Intervient alors le fameux contrat que le monsieur impose à ses conquêtes pour qu'elles accèdent à sa salle de jeux, comme s'il s'agissait d'un honneur, d'un graal, à savoir, accepter de se faire brutalement dominer contre le plaisir qu'est censé procurer cette méthode. A ce stade, entre deux rires moqueurs justifiés, on se pince pour sortir de ce cauchemar mais, malheureusement, on n'est pas au bout de nos mauvaises surprises. Le triste sire Grey exige que sa chose sexuelle ne boive pas, n'ait pas recours à des produits illicites et ne voie personne d'autre, afin que lui seul devienne sa drogue. La naïve se met donc à négocier des sorties en amoureux (soirées, cinémas, concerts, etc.) avant de signer le document et refuse certaines clauses comme de se faire pénétrer vaginalement et analement par un poing, ou les pincettes destinées aux lèvres de l'appareil génital féminin, car elle espère encore que l'amour peut naître de cette relation.

Cette horreur filmique préconise donc les négociations, alors qu'une relation devrait être faite de compromis. Le sexe traité comme un contrat, voilà bien une idée tordue issue de notre civilisation malade qui vénère de plus en plus les pornocrates, autant mâles que femelles, justifiant leur détestable vision de la vie par le fallacieux prétexte de l'ouverture d'esprit. Que le roman ou le film soit l'oeuvre de deux femmes laisse songeur, tant leurs discours suintent le machisme et là bêtise qui voudraient qu'une relation comporte obligatoirement un dominateur et une soumise, mais une soumise consentante. La belle affaire, tout cela ne fait pas avancer la cause féministe qui cherche à établir l'égalité, mais la dessert, voire l'anéantit. Et ce n'est pas la moralisation finale qui va sauver les meubles, bien au contraire.
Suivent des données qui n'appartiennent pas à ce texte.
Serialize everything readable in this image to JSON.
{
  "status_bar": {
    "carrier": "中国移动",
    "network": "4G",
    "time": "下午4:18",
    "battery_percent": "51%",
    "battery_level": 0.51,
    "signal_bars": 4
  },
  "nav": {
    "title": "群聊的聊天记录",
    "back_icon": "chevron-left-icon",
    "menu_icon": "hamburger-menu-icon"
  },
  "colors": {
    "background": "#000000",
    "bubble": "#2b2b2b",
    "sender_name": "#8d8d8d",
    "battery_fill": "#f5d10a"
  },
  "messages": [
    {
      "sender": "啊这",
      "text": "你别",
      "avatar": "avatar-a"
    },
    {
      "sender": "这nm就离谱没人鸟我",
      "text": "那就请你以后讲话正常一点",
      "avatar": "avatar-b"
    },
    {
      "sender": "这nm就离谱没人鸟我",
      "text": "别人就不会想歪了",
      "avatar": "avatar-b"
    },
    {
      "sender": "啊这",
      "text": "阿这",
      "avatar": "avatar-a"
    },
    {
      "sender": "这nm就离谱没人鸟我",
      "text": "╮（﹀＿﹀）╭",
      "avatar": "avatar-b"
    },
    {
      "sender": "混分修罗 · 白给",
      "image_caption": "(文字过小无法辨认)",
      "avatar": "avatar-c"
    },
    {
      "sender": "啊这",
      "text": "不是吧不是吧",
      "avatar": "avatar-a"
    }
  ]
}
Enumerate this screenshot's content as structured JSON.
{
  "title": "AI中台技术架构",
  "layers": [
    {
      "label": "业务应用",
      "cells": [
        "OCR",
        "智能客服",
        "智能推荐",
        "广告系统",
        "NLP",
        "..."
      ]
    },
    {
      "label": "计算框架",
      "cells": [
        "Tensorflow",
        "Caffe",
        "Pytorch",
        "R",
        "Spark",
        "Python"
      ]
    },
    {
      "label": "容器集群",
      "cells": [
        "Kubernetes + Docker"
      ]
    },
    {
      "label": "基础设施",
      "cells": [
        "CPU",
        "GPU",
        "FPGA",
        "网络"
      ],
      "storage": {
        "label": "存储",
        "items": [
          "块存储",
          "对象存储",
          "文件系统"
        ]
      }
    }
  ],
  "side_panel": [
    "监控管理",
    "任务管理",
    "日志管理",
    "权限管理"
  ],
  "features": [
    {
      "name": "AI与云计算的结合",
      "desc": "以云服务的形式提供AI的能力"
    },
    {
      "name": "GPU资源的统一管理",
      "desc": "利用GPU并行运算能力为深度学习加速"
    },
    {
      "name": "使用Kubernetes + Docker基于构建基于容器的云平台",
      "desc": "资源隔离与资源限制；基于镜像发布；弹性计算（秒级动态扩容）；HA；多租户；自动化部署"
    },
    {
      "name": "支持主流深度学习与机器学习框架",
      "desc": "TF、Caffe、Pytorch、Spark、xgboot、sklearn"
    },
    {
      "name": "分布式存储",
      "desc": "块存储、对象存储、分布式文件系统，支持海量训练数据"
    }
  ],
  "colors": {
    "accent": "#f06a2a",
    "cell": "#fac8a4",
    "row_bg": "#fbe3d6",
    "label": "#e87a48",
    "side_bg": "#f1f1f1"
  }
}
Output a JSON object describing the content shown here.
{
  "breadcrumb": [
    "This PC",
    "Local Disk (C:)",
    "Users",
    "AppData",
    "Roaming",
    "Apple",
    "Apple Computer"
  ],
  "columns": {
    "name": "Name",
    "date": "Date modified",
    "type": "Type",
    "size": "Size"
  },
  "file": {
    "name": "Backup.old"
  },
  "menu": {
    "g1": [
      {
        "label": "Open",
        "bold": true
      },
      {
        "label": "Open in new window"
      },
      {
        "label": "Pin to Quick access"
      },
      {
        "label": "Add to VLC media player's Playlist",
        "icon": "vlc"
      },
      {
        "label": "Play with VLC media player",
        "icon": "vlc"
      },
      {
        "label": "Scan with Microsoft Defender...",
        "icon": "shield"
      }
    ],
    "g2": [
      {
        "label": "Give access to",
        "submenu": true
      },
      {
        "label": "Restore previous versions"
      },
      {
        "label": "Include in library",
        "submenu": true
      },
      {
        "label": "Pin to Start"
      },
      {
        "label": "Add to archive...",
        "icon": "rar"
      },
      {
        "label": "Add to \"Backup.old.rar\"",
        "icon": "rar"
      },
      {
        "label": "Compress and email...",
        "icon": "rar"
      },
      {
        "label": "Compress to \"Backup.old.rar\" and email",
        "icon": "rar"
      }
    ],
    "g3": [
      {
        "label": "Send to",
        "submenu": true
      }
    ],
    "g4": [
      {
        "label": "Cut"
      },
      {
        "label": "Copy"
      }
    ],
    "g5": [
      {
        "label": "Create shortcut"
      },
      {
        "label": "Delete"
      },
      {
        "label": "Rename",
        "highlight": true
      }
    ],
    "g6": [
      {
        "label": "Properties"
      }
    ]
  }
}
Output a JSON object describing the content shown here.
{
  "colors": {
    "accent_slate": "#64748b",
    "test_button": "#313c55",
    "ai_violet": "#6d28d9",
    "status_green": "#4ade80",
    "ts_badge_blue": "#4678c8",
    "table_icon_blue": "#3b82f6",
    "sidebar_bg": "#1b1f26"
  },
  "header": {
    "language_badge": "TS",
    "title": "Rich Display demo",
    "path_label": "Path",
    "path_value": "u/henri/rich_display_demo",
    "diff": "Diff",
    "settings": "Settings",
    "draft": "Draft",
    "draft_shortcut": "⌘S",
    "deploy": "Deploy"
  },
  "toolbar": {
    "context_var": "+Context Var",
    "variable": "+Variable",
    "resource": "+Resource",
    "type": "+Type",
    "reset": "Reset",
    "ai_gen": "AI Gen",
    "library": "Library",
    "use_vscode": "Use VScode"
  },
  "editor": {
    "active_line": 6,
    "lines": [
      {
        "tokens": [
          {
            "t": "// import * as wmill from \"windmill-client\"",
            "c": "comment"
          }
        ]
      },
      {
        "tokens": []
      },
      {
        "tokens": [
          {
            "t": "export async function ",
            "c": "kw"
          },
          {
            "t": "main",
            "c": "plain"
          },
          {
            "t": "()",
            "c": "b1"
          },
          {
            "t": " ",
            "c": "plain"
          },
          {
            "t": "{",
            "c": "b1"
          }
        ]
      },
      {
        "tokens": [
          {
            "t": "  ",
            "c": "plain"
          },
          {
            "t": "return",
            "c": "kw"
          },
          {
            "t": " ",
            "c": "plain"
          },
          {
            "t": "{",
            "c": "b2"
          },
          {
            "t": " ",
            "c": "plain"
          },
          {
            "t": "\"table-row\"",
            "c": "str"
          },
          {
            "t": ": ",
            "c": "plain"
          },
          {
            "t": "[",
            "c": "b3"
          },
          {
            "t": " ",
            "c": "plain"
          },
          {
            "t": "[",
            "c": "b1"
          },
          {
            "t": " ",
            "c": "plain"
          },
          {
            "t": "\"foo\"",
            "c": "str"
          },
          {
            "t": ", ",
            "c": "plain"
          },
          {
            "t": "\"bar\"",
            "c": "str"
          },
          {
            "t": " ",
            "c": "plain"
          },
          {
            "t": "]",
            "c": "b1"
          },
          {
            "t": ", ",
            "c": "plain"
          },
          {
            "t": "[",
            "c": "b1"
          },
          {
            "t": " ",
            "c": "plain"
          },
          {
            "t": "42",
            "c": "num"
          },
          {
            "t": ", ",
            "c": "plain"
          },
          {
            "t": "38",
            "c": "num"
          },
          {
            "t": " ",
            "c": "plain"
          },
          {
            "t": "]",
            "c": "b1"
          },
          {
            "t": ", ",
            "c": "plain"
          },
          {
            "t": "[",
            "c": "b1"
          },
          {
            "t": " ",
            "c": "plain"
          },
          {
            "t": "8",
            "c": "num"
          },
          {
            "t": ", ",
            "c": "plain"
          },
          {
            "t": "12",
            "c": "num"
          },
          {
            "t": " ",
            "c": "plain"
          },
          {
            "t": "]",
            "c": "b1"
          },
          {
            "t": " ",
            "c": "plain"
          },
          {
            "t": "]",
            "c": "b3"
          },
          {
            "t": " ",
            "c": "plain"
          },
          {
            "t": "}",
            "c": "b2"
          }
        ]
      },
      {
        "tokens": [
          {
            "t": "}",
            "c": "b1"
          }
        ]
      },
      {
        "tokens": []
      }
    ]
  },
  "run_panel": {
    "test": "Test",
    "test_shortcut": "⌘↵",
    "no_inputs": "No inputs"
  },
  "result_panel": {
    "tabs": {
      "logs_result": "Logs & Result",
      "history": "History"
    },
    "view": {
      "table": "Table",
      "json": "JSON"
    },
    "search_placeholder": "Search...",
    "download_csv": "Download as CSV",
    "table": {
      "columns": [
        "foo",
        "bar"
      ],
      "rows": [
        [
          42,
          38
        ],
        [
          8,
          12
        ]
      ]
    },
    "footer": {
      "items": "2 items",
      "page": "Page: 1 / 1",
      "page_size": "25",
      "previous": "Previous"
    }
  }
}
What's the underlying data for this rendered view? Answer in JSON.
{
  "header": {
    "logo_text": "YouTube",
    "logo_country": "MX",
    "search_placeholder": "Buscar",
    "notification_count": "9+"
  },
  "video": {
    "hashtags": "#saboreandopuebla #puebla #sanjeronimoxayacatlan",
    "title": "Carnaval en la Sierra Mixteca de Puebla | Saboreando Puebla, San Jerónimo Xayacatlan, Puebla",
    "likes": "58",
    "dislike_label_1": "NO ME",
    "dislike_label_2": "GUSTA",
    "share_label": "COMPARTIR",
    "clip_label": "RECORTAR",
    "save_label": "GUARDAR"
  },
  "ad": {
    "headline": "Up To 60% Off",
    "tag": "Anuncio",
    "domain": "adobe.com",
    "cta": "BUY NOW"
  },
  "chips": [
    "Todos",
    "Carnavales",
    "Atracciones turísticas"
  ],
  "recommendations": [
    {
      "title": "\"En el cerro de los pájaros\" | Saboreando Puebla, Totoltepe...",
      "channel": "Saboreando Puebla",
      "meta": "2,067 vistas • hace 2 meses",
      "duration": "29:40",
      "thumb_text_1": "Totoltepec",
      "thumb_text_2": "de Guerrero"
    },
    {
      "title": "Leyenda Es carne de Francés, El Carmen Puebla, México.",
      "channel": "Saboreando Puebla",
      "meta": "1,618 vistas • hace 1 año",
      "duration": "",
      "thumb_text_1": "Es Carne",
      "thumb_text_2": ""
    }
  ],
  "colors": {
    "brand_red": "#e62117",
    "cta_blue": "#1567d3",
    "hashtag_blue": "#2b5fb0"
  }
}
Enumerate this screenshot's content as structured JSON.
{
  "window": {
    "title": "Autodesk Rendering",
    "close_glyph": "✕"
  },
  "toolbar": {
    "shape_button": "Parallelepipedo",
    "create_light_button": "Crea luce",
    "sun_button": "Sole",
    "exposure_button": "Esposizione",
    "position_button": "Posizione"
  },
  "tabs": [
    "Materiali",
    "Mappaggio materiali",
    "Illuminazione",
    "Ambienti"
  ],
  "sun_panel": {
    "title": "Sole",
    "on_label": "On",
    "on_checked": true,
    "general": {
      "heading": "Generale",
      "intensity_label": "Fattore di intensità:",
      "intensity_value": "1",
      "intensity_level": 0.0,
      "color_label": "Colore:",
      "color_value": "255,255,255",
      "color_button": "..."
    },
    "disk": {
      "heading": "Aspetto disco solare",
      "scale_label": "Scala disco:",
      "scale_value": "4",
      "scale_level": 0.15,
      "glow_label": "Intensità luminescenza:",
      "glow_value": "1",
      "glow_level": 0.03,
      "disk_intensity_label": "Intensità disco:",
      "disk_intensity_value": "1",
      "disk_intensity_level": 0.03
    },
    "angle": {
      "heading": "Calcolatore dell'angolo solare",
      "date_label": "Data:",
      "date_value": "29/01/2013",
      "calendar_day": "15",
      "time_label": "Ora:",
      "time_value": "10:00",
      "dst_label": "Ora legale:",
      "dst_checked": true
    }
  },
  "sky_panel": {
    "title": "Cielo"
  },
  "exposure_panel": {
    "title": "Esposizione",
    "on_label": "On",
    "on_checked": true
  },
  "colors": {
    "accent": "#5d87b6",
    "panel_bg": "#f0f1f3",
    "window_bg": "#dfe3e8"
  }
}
La mise en scène très peu inspirée abuse des clairs-obscurs, des fondus-enchaînés, de la nudité (surtout de l'actrice) et de l'utilisation de chansons suaves commerciales. Le point d'orgue survient avec le ralenti sur les coups de martinet, autre grand moment de rigolade. Bref, on y trouve le catalogue de toutes les facilités que l'on pouvait craindre d'un tel produit devenant très vite pathétique, comme son succès annoncé et déjà idolâtré. La féminité qui est autrement mieux analysée dans Nymph()maniac de Lars von Trier, perd ici toute son aura et tout son mystère, pour faire place à une bluette pseudo sulfureuse. Et on se permettra de douter de la sagacité de celles et ceux qui défendront cette chose en y trouvant quelque intérêt, ou émotion chère à nos sociétés polluées par la consommation à tous les niveaux.